(АЖ) Итак, вы выставляли Майоля за границей…
(ДВ) Да. Уже в 1947 году я организовала его выставку в Скандинавии. Скандинавы очень любят скульптуру. Европа была еще в развалинах. Отправиться на опломбированном грузовике, переезжать границы, ехать днем и ночью – это было целое приключение. Каждый раз приходилось уговаривать таможенников не вскрывать грузовик. Но перед отъездом из Парижа Музей современного искусства попросил меня взять в свой грузовик выставку Боннара, которая тоже отправлялась в Скандинавию, в Новую глиптотеку Карлсберга, если быть точнее.
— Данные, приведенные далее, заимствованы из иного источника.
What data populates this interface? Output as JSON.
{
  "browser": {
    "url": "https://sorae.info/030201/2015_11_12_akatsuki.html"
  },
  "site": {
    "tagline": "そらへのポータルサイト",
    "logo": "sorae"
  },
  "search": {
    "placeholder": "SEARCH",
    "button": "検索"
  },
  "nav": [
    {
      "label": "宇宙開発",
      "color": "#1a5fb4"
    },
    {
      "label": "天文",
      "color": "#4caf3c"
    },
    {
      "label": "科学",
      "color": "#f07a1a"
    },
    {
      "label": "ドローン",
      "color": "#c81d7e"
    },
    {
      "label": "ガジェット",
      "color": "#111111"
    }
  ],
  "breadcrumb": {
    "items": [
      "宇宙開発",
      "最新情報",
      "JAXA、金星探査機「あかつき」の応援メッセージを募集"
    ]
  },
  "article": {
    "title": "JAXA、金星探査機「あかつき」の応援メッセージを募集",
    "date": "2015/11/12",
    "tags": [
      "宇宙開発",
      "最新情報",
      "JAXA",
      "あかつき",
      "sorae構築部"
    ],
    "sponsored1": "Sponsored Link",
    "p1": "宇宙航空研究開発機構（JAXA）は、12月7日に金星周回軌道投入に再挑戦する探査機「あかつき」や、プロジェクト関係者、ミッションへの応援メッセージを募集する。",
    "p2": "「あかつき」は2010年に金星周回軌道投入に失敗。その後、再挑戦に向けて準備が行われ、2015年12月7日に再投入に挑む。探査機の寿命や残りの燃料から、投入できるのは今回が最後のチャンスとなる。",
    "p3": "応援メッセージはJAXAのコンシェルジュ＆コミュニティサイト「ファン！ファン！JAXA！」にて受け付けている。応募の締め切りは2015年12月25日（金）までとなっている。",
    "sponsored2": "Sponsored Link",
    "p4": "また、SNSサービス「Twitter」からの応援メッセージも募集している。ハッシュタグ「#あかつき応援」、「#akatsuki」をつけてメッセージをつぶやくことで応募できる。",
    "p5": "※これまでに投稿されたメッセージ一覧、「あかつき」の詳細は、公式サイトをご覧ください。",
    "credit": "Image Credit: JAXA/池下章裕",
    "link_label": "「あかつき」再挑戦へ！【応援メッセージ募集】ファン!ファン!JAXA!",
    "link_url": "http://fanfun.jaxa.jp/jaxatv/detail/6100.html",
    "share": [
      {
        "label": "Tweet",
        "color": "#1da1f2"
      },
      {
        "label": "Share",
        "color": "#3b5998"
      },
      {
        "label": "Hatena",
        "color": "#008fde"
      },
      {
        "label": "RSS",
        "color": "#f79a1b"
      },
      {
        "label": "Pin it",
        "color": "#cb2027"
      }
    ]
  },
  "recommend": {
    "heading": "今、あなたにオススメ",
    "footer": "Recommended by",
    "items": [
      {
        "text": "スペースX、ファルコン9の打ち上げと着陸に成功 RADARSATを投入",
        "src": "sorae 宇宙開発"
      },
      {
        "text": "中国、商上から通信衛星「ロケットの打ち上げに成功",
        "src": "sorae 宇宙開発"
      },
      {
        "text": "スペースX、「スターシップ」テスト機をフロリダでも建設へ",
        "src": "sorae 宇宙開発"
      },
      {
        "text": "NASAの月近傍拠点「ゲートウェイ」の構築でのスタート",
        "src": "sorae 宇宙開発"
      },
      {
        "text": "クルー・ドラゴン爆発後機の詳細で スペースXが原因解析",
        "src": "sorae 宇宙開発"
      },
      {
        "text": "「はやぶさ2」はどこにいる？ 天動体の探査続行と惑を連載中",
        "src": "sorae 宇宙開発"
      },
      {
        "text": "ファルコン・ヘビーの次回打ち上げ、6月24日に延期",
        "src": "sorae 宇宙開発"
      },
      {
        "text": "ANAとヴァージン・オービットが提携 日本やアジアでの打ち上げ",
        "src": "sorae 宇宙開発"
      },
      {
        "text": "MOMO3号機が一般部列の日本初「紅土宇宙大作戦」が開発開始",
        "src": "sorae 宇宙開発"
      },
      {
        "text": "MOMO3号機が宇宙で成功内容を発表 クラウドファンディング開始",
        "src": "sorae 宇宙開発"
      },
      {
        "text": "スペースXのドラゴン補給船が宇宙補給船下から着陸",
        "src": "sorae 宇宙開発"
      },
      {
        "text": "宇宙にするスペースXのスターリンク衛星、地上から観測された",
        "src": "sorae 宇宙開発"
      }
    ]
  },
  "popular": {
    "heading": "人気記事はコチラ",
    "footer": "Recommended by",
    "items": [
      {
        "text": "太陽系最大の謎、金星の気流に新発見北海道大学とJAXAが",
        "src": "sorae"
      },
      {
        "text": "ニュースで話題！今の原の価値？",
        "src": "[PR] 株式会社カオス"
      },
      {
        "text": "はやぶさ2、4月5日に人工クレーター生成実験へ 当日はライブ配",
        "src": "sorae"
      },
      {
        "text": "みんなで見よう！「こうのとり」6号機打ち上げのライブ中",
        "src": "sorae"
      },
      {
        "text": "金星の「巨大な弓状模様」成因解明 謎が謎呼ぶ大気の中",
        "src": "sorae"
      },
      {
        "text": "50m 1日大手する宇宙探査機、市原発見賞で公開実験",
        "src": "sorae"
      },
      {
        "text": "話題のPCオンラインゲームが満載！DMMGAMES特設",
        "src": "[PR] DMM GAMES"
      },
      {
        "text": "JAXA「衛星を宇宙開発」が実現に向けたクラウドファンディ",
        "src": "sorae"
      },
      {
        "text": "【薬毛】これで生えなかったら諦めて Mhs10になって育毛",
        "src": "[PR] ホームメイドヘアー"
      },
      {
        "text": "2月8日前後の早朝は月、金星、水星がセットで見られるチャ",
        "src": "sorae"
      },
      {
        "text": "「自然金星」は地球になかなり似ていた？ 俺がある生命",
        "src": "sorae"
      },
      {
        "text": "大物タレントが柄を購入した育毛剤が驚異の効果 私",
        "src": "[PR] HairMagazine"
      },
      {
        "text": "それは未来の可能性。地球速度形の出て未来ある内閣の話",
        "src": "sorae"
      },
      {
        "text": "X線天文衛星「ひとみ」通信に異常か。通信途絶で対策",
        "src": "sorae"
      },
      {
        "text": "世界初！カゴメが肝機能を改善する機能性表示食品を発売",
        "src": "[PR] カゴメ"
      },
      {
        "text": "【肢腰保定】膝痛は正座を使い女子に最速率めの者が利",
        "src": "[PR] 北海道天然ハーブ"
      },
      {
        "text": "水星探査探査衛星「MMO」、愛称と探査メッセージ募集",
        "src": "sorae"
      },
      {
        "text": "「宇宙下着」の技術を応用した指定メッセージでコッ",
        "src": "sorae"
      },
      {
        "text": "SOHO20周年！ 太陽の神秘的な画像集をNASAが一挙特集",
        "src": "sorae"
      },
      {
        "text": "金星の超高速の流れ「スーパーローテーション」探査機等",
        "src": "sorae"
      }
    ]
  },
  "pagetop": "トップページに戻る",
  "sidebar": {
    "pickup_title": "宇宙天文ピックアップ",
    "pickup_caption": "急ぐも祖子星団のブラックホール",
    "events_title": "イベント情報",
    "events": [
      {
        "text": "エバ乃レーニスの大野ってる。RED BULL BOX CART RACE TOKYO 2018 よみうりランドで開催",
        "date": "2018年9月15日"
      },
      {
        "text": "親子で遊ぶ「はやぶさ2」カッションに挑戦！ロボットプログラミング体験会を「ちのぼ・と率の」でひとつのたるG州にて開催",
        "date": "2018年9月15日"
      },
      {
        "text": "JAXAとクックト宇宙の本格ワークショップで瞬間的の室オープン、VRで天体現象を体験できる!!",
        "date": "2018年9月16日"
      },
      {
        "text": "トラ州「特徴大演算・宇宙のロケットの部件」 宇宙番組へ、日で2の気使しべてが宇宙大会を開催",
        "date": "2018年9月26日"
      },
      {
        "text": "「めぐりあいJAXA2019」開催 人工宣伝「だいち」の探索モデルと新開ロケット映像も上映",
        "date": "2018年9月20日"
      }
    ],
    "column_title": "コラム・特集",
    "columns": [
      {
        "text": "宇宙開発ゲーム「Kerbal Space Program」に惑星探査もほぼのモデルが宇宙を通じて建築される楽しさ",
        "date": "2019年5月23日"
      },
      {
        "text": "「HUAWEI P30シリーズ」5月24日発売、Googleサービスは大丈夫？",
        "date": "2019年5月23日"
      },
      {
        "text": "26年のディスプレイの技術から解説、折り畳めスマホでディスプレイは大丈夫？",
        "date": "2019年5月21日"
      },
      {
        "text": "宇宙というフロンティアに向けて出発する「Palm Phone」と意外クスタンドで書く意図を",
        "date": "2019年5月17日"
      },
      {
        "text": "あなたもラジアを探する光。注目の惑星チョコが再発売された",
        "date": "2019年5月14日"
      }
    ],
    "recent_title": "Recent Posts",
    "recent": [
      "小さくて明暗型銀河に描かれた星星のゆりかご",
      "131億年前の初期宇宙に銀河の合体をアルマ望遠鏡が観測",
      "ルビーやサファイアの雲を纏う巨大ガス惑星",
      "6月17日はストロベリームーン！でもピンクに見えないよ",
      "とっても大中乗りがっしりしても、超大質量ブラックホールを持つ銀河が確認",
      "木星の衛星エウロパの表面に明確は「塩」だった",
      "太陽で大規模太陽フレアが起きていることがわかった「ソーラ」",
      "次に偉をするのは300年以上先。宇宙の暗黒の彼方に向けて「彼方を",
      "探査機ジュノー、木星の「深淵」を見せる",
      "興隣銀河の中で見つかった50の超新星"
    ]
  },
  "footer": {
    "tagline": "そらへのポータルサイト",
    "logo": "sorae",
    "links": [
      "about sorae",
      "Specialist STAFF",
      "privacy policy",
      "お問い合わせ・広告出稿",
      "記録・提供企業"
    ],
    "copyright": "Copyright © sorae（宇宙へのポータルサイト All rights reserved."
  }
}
Я согласилась, и мы отправились на этом грузовике с Майолем и Боннаром. Двумя друзьями! Вместо двух-трех дней ехали по разоренной Европе целую неделю, чтобы добраться до Копенгагена. Остановились там совершенно разбитые, и шофер, и я спали до открытия музея. А когда грузовик открыли и стали переносить работы в музей, первой картиной Боннара, которую распаковали, оказался мой портрет! Я была просто в шоке.
(АЖ) Но ведь самым большим событием в истории скульптуры Майоля была выставка в Тюильри, так ведь?
(ДВ) Да, вот было приключение! В Тюильри каменный памятник Сезанну потихоньку рассыпался. Бедный памятник, с ним были одни несчастья! Он стоял очень невыгодно – его запихнули между двумя лестницами. Да к тому же Майоль, который не особо обращал внимание на качество камня, изваял его из отвратительного материала. Нужно было срочно что-то делать – внести памятник в помещение. Но куда? Разумеется, в Музей современного искусства. Я сделала что могла, то есть свинцовую отливку по гипсовой форме Майоля, и обратилась сначала к директору музея Жану Кассу, которого прекрасно знала и с которым мы вместе организовывали выставки в его музее и в других местах. Именно с ним по-настоящему вернулось после войны современное искусство. Я сказала Кассу: «Я отдам тебе свинцовую отливку, а каменный памятник ты возьмешь в музей». Он был совершенно согласен, был готов помочь мне чем только мог. Жан сделал запрос, получил разрешение, но свинцовый памятник по-прежнему оставался в подвале, а каменный – под открытым небом. Тогда я обратилась к Бернару Антониозу, руководителю Управления художественного творчества, который работал с Мальро[47]. Антониоз был женат на Женевьеве де Голль, племяннице генерала, которая в 1943 году, как и я, сидела во Френской тюрьме. Антониоз устроил мне встречу с Мальро, чтобы окончательно решить судьбу памятника Сезанну.
Мне было неспокойно, но Антониоз меня заверил: «Нет-нет, вы увидите, все пройдет очень хорошо!» Я пришла на улицу Валуа, в только что образованное министерство с настоящим министром. Расфуфыренный секретарь говорит: «Подождите, мадам, министр сейчас будет». И он действительно вскоре появился. Обнял меня, принял как королеву. Я рассказываю ему свою историю. «Нет проблем, – говорит он. – Вы мне даете статуи, а я вам – Тюильри!» – «Что? Но Тюильри слишком большой парк. Работ не так много». Мы договорились о пространстве между павильонами Флоры и Марсана. Мальро говорит: «Вот увидите, мы сделаем что-то фантастическое!» Тут он не ошибся! Короче, все было решено за какую-то четверть часа! Майоль пытался перенести своего Сезанна пятнадцать лет, а тут все его статуи разом должны были переместиться в Тюильри!